Since the commission began working to encourage on-site treatment in 2012, it has seen 15 systems installed throughout the city. Another 28 projects are in the design or construction phase. The developments are being driven by the adoption of a city ordinance requiring all new developments of 250,000 square feet or larger to have on-site treatment systems — a rule with a two-part phase-in that will be completed in November.
While Kehoe said the initiative wasn’t in response to California’s historic drought, the project has aimed for water conservation when the state needed it most. Facing mandatory cutbacks from the governor, water districts across California have begun looking for ways to build new systems or enhance existing ones that allow for long-term conservation. In Los Angeles, that means connecting pieces of a robust but at times disjointed system of water-controlling infrastructure. In the Central Valley, it has meant building experimental systems to channel water into agricultural fields where researchers hope it will replenish underground aquifers.

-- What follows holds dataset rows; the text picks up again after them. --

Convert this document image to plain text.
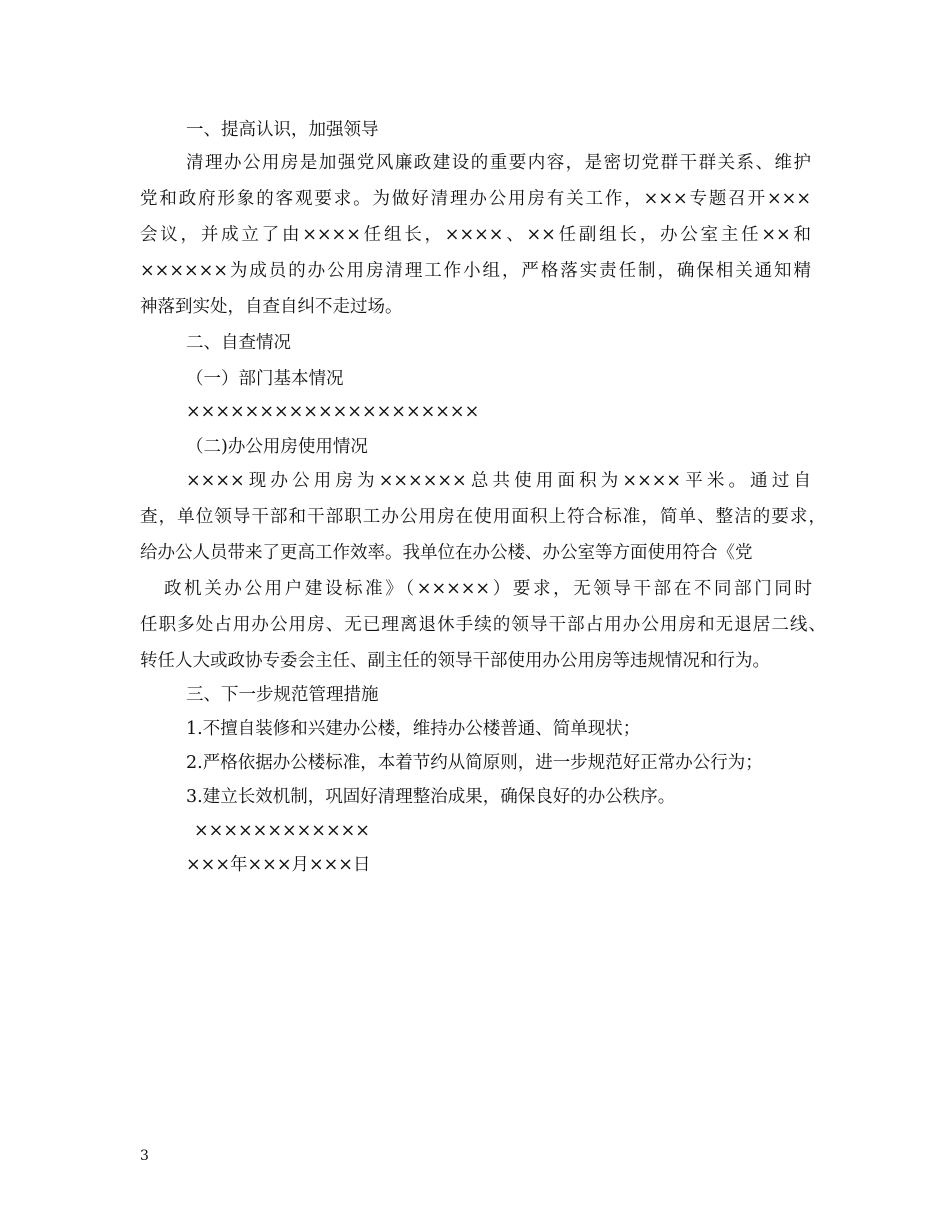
一、提高认识，加强领导
清理办公用房是加强党风廉政建设的重要内容，是密切党群干群关系、维护
党和政府形象的客观要求。为做好清理办公用房有关工作，×××专题召开×××
会议，并成立了由××××任组长，××××、××任副组长，办公室主任××和
××××××为成员的办公用房清理工作小组，严格落实责任制，确保相关通知精
神落到实处，自查自纠不走过场。
二、自查情况
（一）部门基本情况
××××××××××××××××××××
（二)办公用房使用情况
××××现办公用房为××××××总共使用面积为××××平米。通过自
查，单位领导干部和干部职工办公用房在使用面积上符合标准，简单、整洁的要求，
给办公人员带来了更高工作效率。我单位在办公楼、办公室等方面使用符合《党
政机关办公用户建设标准》（×××××）要求，无领导干部在不同部门同时
任职多处占用办公用房、无已理离退休手续的领导干部占用办公用房和无退居二线、
转任人大或政协专委会主任、副主任的领导干部使用办公用房等违规情况和行为。
三、下一步规范管理措施
1.不擅自装修和兴建办公楼，维持办公楼普通、简单现状；
2.严格依据办公楼标准，本着节约从简原则，进一步规范好正常办公行为；
3.建立长效机制，巩固好清理整治成果，确保良好的办公秩序。
××××××××××××
×××年×××月×××日
3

But when it comes to on-site treatment, SFPUC isn’t just focusing on San Francisco. Together with the nonprofit Alliance for Water Efficiency (AWE), SFPUC won Imagine H20’s first-ever California Water Policy Challenge at the end of January. Imagine H20, another nonprofit that seeks to accelerate the deployment of water technology, is offering up to $25,000 in support to SFPUC and AWE to help them conduct outreach to stakeholders throughout the state to help them similarly smooth out the regulations for on-site treatment systems.

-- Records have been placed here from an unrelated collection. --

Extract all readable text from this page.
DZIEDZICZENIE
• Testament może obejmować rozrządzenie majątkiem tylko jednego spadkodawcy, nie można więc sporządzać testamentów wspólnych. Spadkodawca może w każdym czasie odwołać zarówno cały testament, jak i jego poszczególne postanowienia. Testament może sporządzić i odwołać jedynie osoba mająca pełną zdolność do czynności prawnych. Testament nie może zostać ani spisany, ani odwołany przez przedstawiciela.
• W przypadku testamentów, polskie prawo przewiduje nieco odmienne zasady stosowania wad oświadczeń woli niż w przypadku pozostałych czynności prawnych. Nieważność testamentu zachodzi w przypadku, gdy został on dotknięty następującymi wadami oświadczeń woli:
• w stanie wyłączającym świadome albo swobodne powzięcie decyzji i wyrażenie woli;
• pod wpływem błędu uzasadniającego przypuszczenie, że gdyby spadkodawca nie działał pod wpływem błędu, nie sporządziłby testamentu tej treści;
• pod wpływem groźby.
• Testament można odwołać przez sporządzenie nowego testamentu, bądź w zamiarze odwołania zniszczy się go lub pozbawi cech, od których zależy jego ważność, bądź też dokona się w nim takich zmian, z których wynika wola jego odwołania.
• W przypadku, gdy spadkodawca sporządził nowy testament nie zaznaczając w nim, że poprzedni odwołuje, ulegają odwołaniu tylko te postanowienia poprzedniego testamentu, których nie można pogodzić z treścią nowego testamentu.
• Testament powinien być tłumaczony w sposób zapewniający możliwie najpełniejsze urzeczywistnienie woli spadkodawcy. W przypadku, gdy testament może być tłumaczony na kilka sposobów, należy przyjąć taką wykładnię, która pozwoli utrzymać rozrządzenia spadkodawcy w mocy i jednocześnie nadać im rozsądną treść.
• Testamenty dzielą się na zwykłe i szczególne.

SFPUC is also looking outside California. Government entities across the country, including New York City and the states of Minnesota and Washington, have their own projects underway. Working through the National Water Research Institute, SFPUC has begun collaborating with some of those other government entities to further refine the standards for on-site treatment systems. That way, other public servants looking to foster on-site treatment installations in their jurisdictions can look to easy examples and implement them without having to start from scratch.